Thursday, August 26, 2010

The 'EPL' strategy to personal planning

First a disclaimer or note to readers:  I did read Eat, Pray, Love and am proud to say I did discover it before it became one of 'those books' that everyone has read and is everywhere and is now a movie... which I doubt I will see anytime soon.  Both because of my current location and because I am hesitant to.  This post refers to the book but please see beyond that if you are one of the people sick and tired of hearing about 'the book.'


It was almost two years ago when it felt like my entire life was under question.  I knew what I didn't want to be doing and who I didn't want to be doing it with but I was still figuring out what that meant in terms of where, what and with who I DID want to be.  My solution was to borrow a simple exercise from Elizabeth Gilbert in the now infamous book Eat, Pray, Love.  Early on in the book she talks about how she just kept asking herself what she really, really, really, really, really wanted to do.  (I may have got the number of 'really's' off here - I don't have the book on hand to provide references)  She kept asking this and kept listening to the responses.  She did dismiss responses nor did she jump on any immediately.  But she listened for the ones that 'stuck' and for the patterns that emerged in them.  I tried that and ended up spending my last months in Asia exploring places and experiences with people that truly made me and allowed me to laugh.  I ended up hopping over to the UK to take up the Masters that I had always wanted to do.  And I landed in Canada to begin a journey of coming home, really HOME.  Thinking that worked out pretty well...  and coming to another point where I see a blank sheet, foggy road, open field in front of me... I thought I would try it again.


So I am asking myself... what do I really, really, really, really, really want to be doing, today - and I am listening to the daily responses - the changes, the patterns and looking forward to how things emerge around that.


Yesterday - I wanted to be eating, cooking, sharing food that I've helped grow - enjoying the abundance of nature and live, friendship and family - over a kitchen table.


Today - I want to work with farmers and rural towns to build resilience and alternatives; I want to raise and cook food that gets talked about in magazines and books; I want to ride horse


What will tomorrow be, I am looking forward to find out...



Monday, August 16, 2010

Dealing with the doubters and dissenters

I'm grumpy, stormy, irritable.
It's PMS + rain falling + anxiety from being somewhere in the middle of my thesis and trying to figure my way out.

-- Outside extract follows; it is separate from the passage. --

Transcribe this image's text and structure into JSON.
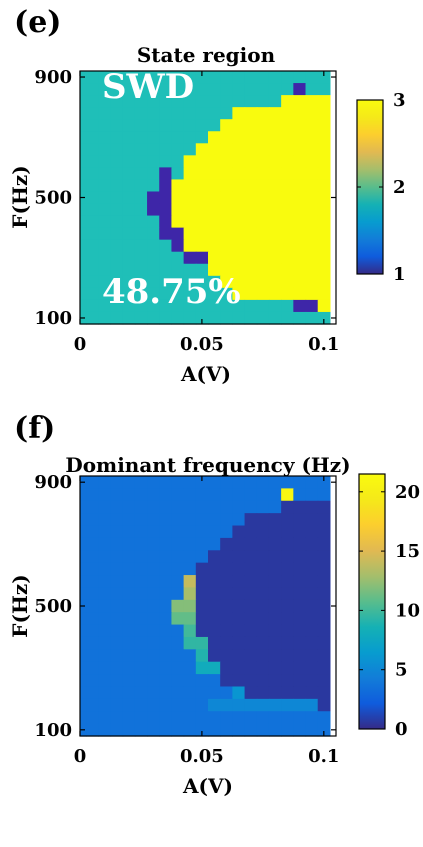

Today I intended to finish the first half and step nicely into the second.  I wanted to feel solid, complete about the first half but the hermeneutics of the process is that the first half feels inadequate but I can't see myself really bringing clarity or strength to it without going into the second half - discussing context and application of the ideas in the first half.


And last night - sitting on the back of a motorcycle as we drove through sun-drenched prairies - I was okay with that plan.  The doubters and dissenters inside my head were muted, if not quiet.


And then today I received an email from advisor.  It was a supportive email but it gave acknowledgement to those doubters and dissenters and made me have to have quite the conversation with them.


The tension is good in that it is the right for me to go: is this the right, next step? Where am I right now? And - How interesting that I am at this point!  It is to bring clarity and confidence about where I am, why and where I want to go and some sense of how all my thoughts fit in.


Which is good and healthy and part of the whole experience.  And I just needed to let myself be a bit grumpy and stormy while looking the tension in the face and use it going forward.


But - oh - how happy I will be when this thesis is complete and in the mail!

Wednesday, August 4, 2010

Beyond the next 12 months

During the organic gardening course at CAT I was struck by the time-scales that the projects were being run on.  The leaders shared with us their own experiments with composting, gardening and reclaiming materials and the idea of 6-12 months being 'short' and 'being impatient' amused me.  The last years of my life have been such that being able to think or plan beyond 12 months has been more of a joke than possibility, let alone do something that you expect to wait for 2, 5, 10 or more years for results from.


And I know that is what I have been craving - the stability and place to be based in order to flow with and change along with it.  To plant a seed knowing that it may be 1 year or longer before I see a flower or taste its fruit.  And in the last 3 months I have seen myself getting more comfortable with it.  Putting in horseradish that will take a year to establish before we can use it; seeing trees planted and thinking I may be around to see them grow; burying cherries in order to ferment and sprout the seeds - waiting until next spring to see which seeds are ready to be planted and then being ready to wait for their seedlings to emerge.   I have slowed down and settled in - the first week home I could barely wait until a seed took a few weeks to sprout, and now I am thinking of trees that will only bear fruit in 3-4 years time.  


Alberta's big horizons have always impressed me - maybe they are making an impression in me.